Every now and then I receive external confirmation of just how rapidly Auckland is transforming itself into a much better city. The latest and perhaps greatest – at least in terms of its global reach – reminder has come courtesy of the New York Times, which recently published this article titled “36 hours in Auckland“.
The introduction to the article is worth quoting in full:
Admittedly, few fly all the way to New Zealand just to visit Auckland, the country’s largest city. Most aim to explore the otherworldly landscapes with which, thanks to the silver screen, this remote nation has become associated. But before delving into the cinematic beauty of the North Island countryside, discover the San Francisco-steep streets and regenerated neighborhoods of newly vibrant Auckland. This multicultural city, home to a third of all Kiwis, has recently welcomed a raft of bars, boutiques and restaurants that highlight locally made products, from excellent craft beer and wine to fashion and art. And none of it has anything to do with orcs or rings.
I think there are several interesting aspects to the introduction. The first is the reference to San Francisco, after which the article goes on to mention Seattle. Indeed, on my last trip to Seattle I was struck but how it felt like a bigger, bolder American version of Auckland. I think Seattle is a city Auckland should compare itself too, and try to emulate in some respects (perhaps not weather wise).
Another interesting aspect of the introduction is the mention of Auckland’s multi-cultural society. Speaking as an employer, I can say that Auckland’s cultural plurality is quite an important attribute when trying to attract skilled staff from overseas, which is something that I’ve recently had to do. In Auckland you can be comfortably “different”.

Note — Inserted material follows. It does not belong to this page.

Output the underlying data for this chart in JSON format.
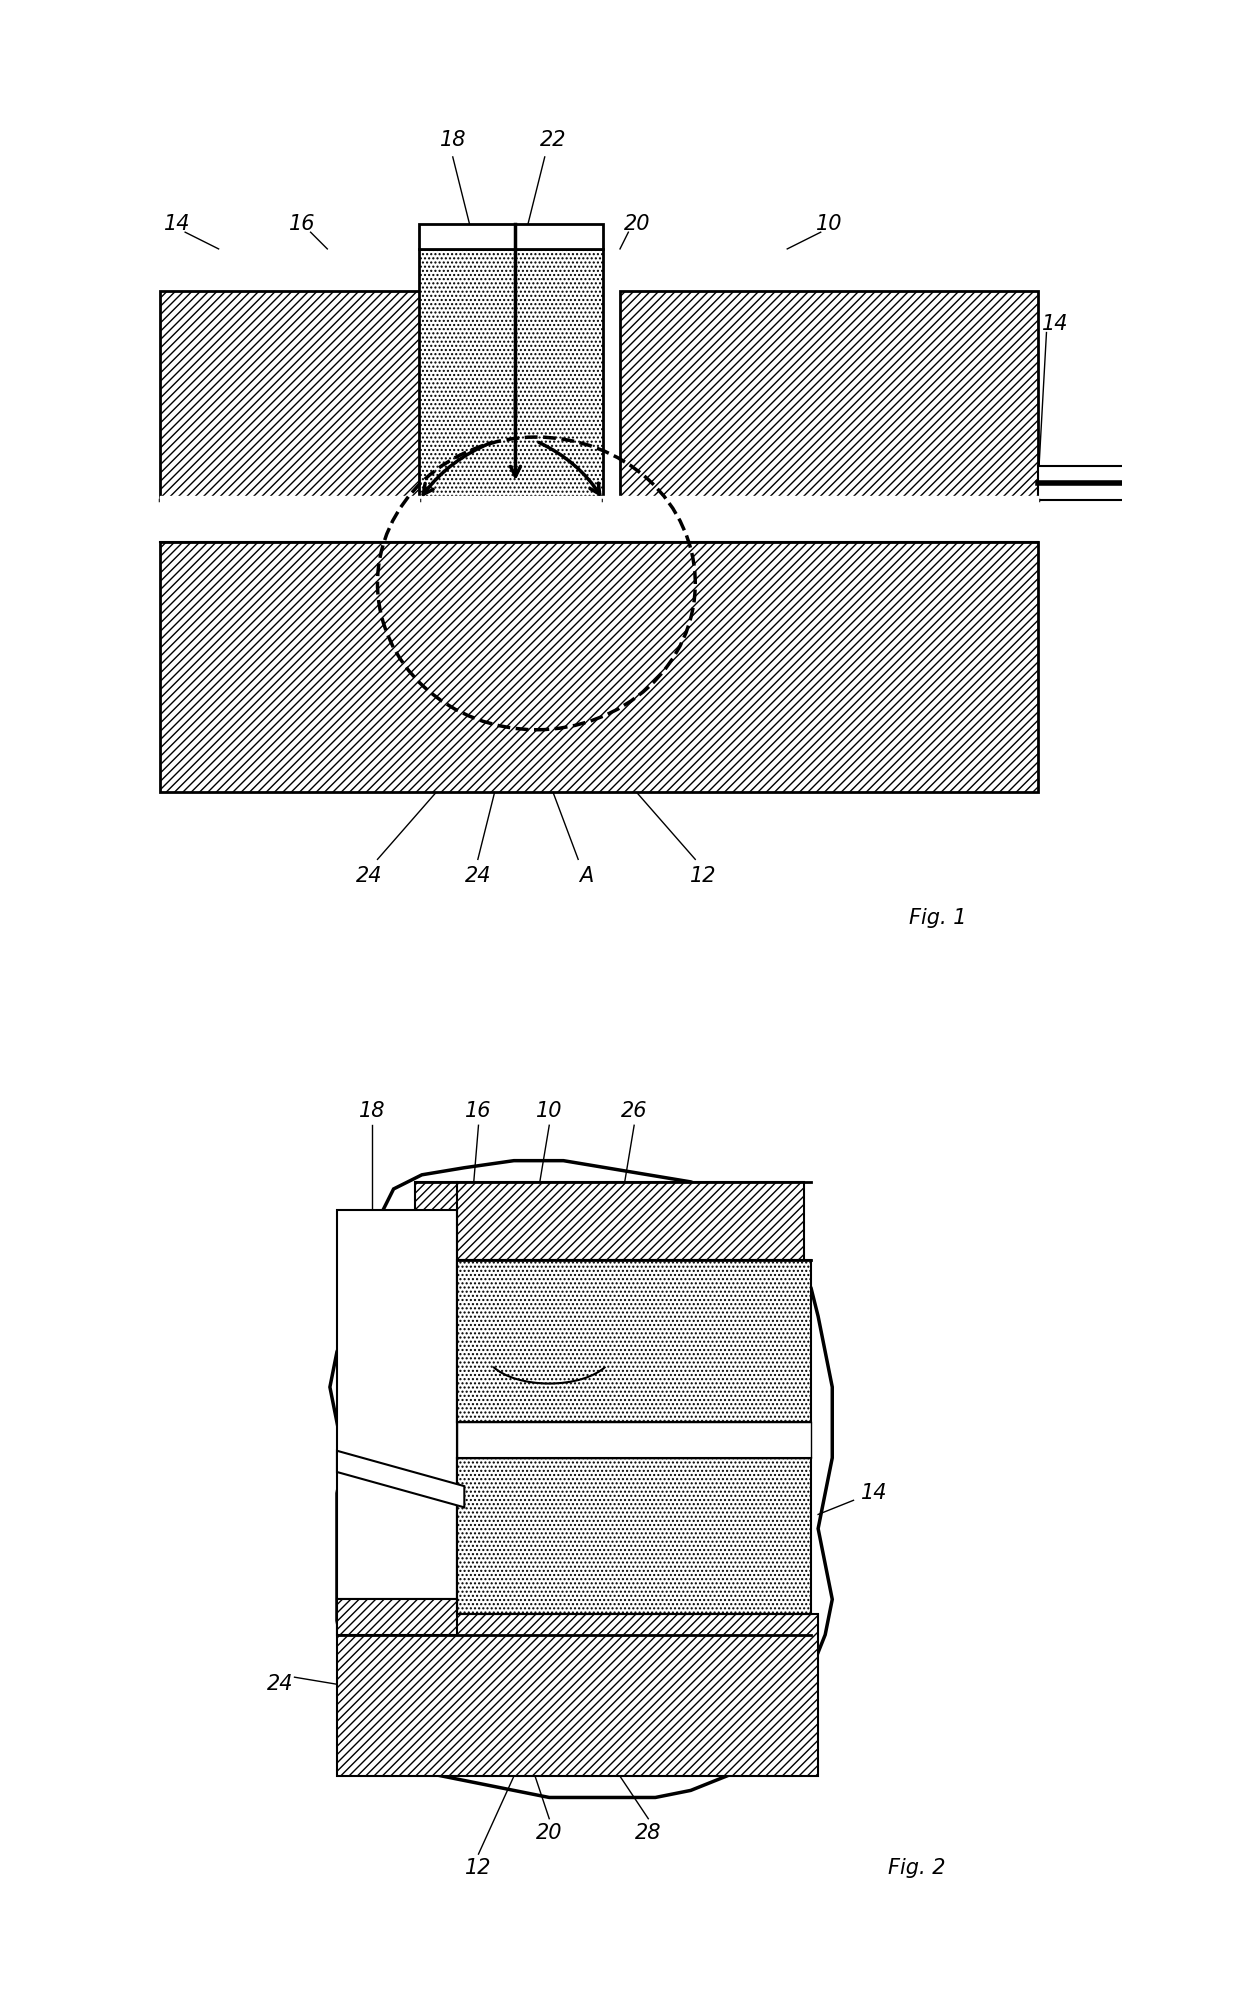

But the more interesting aspect of the introduction, I think, is the length to which it goes to challenge what it believes is the common understanding of New Zealand as a destination that does not normally include Auckland. I think this common definition of “destination NZ, but not Auckland” is real, understandable, and yet rapidly changing.
Its “real” because our tourism marketing has often emphasised our natural areas. It’s also “understandable” because NZ does have outstanding natural features and landscapes. While I’m an ardent advocate for more liveable urban areas, I am equally passionate about NZ’s wild side. There are few things I enjoy more than travelling around NZ, and I suspect many other NZers feel similarly.
The focus on NZ’s natural qualities is also understandable, however, because NZ’s generally not done very well at creating pleasant cities and towns. Auckland has, historically at least, sat proudly on top of NZ’s dung heap of urban shame. But it seems that Auckland’s reputation is (finally) rapidly changing, and deservedly so.
A variety of decisions made by a variety of councils has resulted in urban places that are both good for people and fun for visitors. Streets are cleaner and many have been upgraded; public transport is much better; and we invested in civic facilities, such as Britomart, the Museum, and the Art Gallery (pictured below). This has not only created places to go and things to do, but in turn helped to stimulate private sector development in the surrounding areas.
And I suspect Auckland is only going to get better.
Right now we’re staring down the barrel of 5 years of transformative PT improvements, spearheaded by integrated ticketing, electrification, and the New Network. Meanwhile, Wynyard Quarter should gradually become a waterfront precinct of international quality. And in the background a steady programme of streetscape improvements should create more places where people want to stop, pause, and take a photo (thanks Auckland Council!).
Anyway, for now let’s just enjoy some external confirmation that the Auckland we know, and generally love, is headed in the right direction. Who knows – if we keep working hard and focus on being decent Aucklanders, then perhaps in a few years time the New York times will feel compelled to spend more than 36 hours in Auckland? Let’s hope so.